Fabrizio Esposito (CEDIS – Nova School of Law) has posted “Making Personalised Prices Pro-Competitive and Pro-Consumers” (Cahiers Du CeDIE Working Papers 2020/02) on SSRN. Here is the abstract:
Price personalisation raises four policy concerns: building trust, fostering competitiveness, increasing access, and avoiding exploitation. The Modernisation Directive introduces an information requirement about personalised prices. The research explains how this information requirement can and shall be used to make price personalisation pro-competitive and pro-consumers. The analysis can be divided into two main parts. First, disclosing the impersonal price is the simple and effective way to reap the benefits of price personalisation while counteracting its negative effects. Second, the legal grounds for the right to know also the impersonal price in EU law are identified.
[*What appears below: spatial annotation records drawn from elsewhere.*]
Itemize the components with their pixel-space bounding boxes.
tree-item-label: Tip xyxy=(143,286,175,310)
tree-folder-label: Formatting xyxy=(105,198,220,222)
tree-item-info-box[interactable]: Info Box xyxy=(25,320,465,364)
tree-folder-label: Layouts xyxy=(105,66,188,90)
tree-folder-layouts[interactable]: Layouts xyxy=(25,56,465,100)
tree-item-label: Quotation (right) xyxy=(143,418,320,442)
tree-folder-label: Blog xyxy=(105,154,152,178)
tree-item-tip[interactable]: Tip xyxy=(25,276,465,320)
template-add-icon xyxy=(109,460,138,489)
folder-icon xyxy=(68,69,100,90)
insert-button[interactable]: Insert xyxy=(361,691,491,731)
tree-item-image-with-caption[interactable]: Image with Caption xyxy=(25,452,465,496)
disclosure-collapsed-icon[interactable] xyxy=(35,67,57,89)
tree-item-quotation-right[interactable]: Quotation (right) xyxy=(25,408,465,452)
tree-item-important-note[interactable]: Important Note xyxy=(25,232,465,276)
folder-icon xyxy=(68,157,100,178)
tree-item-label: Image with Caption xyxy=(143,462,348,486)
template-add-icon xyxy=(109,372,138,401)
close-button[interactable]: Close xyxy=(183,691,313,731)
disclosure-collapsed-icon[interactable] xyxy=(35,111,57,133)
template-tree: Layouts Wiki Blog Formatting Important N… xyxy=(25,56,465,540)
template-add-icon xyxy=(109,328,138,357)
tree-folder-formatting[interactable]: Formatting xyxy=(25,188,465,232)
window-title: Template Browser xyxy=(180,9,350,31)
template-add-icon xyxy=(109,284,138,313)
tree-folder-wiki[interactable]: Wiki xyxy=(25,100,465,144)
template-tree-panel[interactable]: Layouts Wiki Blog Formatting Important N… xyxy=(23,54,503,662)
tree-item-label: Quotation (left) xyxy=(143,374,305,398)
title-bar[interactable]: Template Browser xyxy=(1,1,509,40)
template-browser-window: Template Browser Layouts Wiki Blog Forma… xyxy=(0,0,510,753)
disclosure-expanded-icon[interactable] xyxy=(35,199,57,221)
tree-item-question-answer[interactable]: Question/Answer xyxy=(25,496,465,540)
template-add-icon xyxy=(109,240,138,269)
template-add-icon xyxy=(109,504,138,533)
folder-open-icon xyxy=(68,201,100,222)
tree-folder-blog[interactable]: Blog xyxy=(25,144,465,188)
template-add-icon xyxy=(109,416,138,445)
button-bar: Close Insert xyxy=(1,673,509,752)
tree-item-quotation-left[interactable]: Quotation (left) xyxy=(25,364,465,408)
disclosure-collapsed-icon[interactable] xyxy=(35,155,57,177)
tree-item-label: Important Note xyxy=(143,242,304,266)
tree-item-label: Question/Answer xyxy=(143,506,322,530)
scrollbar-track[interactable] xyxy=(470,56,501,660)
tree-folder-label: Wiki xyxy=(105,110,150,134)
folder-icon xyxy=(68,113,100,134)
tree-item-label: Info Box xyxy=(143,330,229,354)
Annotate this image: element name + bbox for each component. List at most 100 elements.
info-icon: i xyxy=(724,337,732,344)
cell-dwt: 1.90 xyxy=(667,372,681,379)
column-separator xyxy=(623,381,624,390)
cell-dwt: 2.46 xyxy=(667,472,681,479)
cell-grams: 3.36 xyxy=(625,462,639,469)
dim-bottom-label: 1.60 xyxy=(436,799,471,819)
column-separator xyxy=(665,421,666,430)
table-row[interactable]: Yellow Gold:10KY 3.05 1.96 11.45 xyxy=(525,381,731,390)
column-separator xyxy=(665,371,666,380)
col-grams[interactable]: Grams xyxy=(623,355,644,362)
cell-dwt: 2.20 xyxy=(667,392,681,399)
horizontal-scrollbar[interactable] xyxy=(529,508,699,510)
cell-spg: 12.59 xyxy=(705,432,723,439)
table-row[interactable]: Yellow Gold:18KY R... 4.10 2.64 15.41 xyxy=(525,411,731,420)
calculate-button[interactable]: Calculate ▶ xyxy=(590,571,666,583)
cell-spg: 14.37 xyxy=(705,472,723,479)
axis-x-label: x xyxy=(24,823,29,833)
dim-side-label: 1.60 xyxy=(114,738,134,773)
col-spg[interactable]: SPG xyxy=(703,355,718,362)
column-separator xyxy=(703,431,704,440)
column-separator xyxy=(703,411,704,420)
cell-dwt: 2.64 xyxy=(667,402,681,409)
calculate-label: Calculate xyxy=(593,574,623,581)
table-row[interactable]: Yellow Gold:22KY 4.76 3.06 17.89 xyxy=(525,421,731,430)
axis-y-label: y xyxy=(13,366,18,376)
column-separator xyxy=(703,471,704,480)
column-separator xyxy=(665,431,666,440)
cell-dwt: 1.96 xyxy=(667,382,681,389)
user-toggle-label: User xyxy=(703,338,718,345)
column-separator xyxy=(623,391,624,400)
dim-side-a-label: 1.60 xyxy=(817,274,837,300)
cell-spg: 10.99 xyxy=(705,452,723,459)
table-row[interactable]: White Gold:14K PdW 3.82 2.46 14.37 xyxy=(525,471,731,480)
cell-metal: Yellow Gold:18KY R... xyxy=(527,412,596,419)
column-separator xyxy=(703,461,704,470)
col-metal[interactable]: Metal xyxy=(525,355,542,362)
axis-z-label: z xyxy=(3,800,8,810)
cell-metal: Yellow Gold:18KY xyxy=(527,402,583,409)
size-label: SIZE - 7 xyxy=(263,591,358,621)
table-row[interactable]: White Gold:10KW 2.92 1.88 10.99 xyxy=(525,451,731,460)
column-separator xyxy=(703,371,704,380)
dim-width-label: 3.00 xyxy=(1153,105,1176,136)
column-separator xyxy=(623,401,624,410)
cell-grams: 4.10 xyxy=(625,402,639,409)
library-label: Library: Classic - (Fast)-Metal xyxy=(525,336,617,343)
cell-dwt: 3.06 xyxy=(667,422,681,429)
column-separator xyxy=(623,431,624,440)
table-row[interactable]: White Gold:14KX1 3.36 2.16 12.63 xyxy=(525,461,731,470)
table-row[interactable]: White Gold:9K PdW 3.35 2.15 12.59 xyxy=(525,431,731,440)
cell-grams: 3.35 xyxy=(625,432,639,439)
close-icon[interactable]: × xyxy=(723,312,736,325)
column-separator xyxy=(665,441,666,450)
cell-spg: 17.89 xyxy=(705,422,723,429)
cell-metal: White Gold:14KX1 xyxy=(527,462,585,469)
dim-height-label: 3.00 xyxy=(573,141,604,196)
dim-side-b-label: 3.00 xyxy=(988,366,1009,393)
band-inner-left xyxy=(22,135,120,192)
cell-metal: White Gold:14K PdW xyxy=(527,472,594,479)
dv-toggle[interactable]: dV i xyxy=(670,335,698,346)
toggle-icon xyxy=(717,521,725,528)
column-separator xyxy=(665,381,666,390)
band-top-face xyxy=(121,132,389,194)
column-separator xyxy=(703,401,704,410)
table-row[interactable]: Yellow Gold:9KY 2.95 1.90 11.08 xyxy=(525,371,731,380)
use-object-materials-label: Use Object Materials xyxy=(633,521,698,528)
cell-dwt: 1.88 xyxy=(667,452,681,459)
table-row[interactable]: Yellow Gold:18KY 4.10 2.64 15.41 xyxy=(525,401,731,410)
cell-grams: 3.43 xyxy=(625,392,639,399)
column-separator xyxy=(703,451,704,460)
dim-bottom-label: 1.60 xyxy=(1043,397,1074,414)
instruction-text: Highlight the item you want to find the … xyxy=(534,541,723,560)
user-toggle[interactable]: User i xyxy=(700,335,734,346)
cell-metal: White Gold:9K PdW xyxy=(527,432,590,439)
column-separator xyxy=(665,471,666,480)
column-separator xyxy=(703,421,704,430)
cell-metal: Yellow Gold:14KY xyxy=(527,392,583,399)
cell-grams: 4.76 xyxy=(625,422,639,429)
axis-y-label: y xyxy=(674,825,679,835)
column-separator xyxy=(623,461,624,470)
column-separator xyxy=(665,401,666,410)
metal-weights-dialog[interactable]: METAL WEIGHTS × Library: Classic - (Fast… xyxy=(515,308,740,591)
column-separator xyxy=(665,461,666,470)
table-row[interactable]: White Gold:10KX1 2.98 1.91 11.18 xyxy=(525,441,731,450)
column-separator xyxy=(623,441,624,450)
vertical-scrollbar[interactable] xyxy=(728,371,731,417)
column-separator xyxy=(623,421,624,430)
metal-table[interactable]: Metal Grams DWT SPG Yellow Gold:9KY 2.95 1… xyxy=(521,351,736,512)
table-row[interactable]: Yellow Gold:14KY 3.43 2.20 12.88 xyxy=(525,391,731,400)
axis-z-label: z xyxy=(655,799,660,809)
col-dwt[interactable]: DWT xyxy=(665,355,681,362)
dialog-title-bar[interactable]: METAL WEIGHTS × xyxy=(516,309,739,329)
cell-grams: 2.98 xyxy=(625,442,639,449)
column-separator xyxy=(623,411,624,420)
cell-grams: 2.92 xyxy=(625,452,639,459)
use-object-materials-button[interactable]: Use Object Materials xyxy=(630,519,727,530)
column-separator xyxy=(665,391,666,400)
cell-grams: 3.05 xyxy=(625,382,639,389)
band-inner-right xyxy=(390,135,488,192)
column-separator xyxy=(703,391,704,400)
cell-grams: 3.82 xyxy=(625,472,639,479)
After having explained that consumers have a right to be offered a personalised price, it is shown that the principles of transparency and effectiveness in EU consumer law, together with the right granted by Article 22(3) GDPR, imply that consumers have the right to know also the impersonal price. The right to know also the impersonal price is a critical tile for solving the puzzle represented by the best governance of digital markets in the European Union.
Recommended. On the benefits of mandatory disclosure of the past, personalized prices of others, see “The End of Bargaining in the Digital Age.”